Clinical management of iron deficiency anemia in Japan: iron prescription patterns, treatment effectiveness, and assessments

Int J Hematol. 2024 May 28. doi: 10.1007/s12185-024-03801-4. Online ahead of print.


Iron deficiency anemia is one of the most common types of anemia, but real-world clinical management practices in Japan are unclear. This study retrospectively explored iron prescription patterns, treatment effectiveness, and assessments. Patients with at least one treatment period between September 2020 and September 2022 were included and classified into three groups (ferric carboxymaltose [FCM]: 7437 patients, saccharated ferric oxide [SFO]: 98,648 patients, and oral iron: 359,547 patients). Iron-related laboratory values over time and testing proportions were evaluated. Median baseline hemoglobin levels were lowest with FCM (FCM: 8.10 g/dL, SFO: 8.70 g/dL, oral iron: 9.70 g/dL), but changes in hemoglobin levels by 12 weeks were greatest with FCM (FCM: 3.20 g/dL, SFO: 2.60 g/dL, oral iron: 1.70 g/dL).

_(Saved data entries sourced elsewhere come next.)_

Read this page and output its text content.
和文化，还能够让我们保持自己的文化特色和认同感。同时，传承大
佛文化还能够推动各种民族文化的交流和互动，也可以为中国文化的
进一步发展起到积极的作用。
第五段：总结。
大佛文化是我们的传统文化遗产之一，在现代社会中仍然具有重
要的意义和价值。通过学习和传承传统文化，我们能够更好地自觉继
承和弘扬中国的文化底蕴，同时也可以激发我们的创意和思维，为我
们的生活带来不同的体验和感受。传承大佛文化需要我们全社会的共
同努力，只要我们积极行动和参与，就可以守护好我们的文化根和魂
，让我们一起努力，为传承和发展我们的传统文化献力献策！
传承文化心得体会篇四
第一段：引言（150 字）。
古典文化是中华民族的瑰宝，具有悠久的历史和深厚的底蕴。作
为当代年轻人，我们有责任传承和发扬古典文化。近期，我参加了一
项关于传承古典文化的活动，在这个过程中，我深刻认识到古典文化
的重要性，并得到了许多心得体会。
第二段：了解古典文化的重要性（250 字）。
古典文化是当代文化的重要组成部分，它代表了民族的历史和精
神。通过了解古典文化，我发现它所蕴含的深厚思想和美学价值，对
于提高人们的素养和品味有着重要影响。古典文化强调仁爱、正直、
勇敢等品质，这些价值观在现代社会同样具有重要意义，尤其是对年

The median serum ferritin level at 8 weeks after FCM treatment was 43.70 ng/mL for ≤500 mg, versus 123.30 ng/mL for >500 to ≤1500 mg. All groups had a low proportion of serum ferritin and transferrin saturation (TSAT) testing at diagnosis (<38%), which decreased further for post-treatment assessment (<24%). This study suggests the importance of prescribing an appropriate total iron cumulative dose per the package insert, along with diagnosis and assessments based on serum ferritin/TSAT.

Keywords: Ferric carboxymaltose; Iron deficiency anemia; Iron replacement therapy; Japan; Real-world database.